Mr. Boyce is also currently president at Adecoagro.
He gives the following explanation to the question:
“There are a couple of potential explanations. First, financial markets are not efficient. They are not the best prediction of what will happen in the future. As recent events confirm, financial markets are quite myopic, able to see at most three months ahead,” Boyce writes.
“And markets can be distorted when participants are incentivized by factors other than profit. The Fed’s participation in the bond markets was not driven by a desire to profit from their purchases. They systematically purchased mortgages (and Treasuries) without regard to price. This can have a distorting effect that is not recognized until their influence on the markets is removed.”
“Second, their involvement in markets not only influences the prices of assets but they influence the behavior of other market participants. As discussed above, many real money buyers synthetically created mortgages because of the lack of supply due to FPP.”

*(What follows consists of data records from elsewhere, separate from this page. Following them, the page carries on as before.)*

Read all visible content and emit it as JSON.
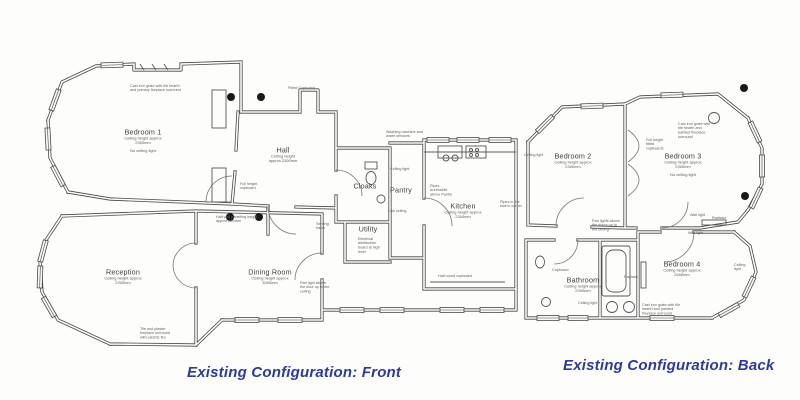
{
  "colors": {
    "paper": "#fdfdfc",
    "wall_line": "#474747",
    "note_text": "#5f5f5f",
    "caption_blue": "#2b3a9c",
    "ceiling_dot": "#191919"
  },
  "front": {
    "caption": "Existing Configuration: Front",
    "rooms": {
      "bedroom1": {
        "label": "Bedroom 1",
        "sub1": "Ceiling height approx",
        "sub2": "2300mm",
        "sub3": "No ceiling light"
      },
      "hall": {
        "label": "Hall",
        "sub1": "Ceiling height",
        "sub2": "approx 2300mm"
      },
      "cloaks": {
        "label": "Cloaks"
      },
      "pantry": {
        "label": "Pantry"
      },
      "kitchen": {
        "label": "Kitchen",
        "sub1": "Ceiling height approx",
        "sub2": "2300mm"
      },
      "utility": {
        "label": "Utility"
      },
      "reception": {
        "label": "Reception",
        "sub1": "Ceiling height approx",
        "sub2": "2300mm"
      },
      "dining": {
        "label": "Dining Room",
        "sub1": "Ceiling height approx",
        "sub2": "3000mm"
      }
    },
    "notes": {
      "fireplace_b1": "Cast iron grate with tile hearth and primary fireplace surround",
      "fitted_cupboard": "Fitted Cupboard",
      "full_height_cupboard": "Full height cupboard",
      "washing_services": "Washing machine and water services",
      "ceiling_light_pantry": "Ceiling light",
      "low_ceiling_pantry": "Low ceiling",
      "pipes_pantry": "Pipes accessible above Pantry",
      "pipes_corner": "Pipes in the wall in corner",
      "half_round_cupboard": "Half round cupboard",
      "serving_hatch": "Serving hatch",
      "distribution_board": "Electrical distribution board at high level",
      "part_light_door": "Part light above the door up to the ceiling",
      "half_wall_panelling": "Half wall panelling height approx 800mm",
      "reception_fireplace": "Tile and plaster fireplace surround with electric fire"
    }
  },
  "back": {
    "caption": "Existing Configuration: Back",
    "rooms": {
      "bedroom2": {
        "label": "Bedroom 2",
        "sub1": "Ceiling height approx",
        "sub2": "2300mm"
      },
      "bedroom3": {
        "label": "Bedroom 3",
        "sub1": "Ceiling height approx",
        "sub2": "2300mm",
        "sub3": "No ceiling light"
      },
      "bathroom": {
        "label": "Bathroom",
        "sub1": "Ceiling height approx",
        "sub2": "2300mm"
      },
      "bedroom4": {
        "label": "Bedroom 4",
        "sub1": "Ceiling height approx",
        "sub2": "2600mm"
      }
    },
    "notes": {
      "ceiling_light_b2": "Ceiling light",
      "fitted_cupboards": "Full height fitted cupboards",
      "fireplace_b3": "Cast iron grate with tile hearth and painted fireplace surround",
      "wall_light_b3": "Wall light",
      "radiator_b3": "Radiator",
      "part_lights_doors": "Part lights above the doors up to the ceiling",
      "cupboard_bathroom": "Cupboard",
      "ceiling_light_bathroom": "Ceiling light",
      "radiator_bathroom": "Radiator",
      "wall_light_b4": "Wall light",
      "ceiling_light_b4": "Ceiling light",
      "fireplace_b4": "Cast iron grate with tile hearth and painted fireplace surround"
    }
  }
}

“Finally, the Fed removed a huge stock of mortgages from the pool of available mortgages in the secondary market. The impact will be felt for some time until the flow of new mortgages begins to trickle into the secondary market providing additional liquidity. In the meantime, there is a real danger of a buyer’s strike as participants sit back and wait to see what happens now that the program is finished. This is happening at a time that the economic data is coming in strong adding to pressure in fixed income markets,” Boyce points out.
“If markets were to become unglued, the Fed may purchase more mortgages and Treasury debt. The question is how other central bankers and market participants would react to this. Foreign central bankers will likely snap and become sellers if the Fed decides to monetize more debt. Also, domestic and foreign market participants would likely take it as a sign that the Fed is politically unable to exit the mortgage market and unable to exit quantitative easing.”
“As FPP ends, there is the real potential for unintended consequences in domestic and foreign markets,” Alan L. Boyce warns.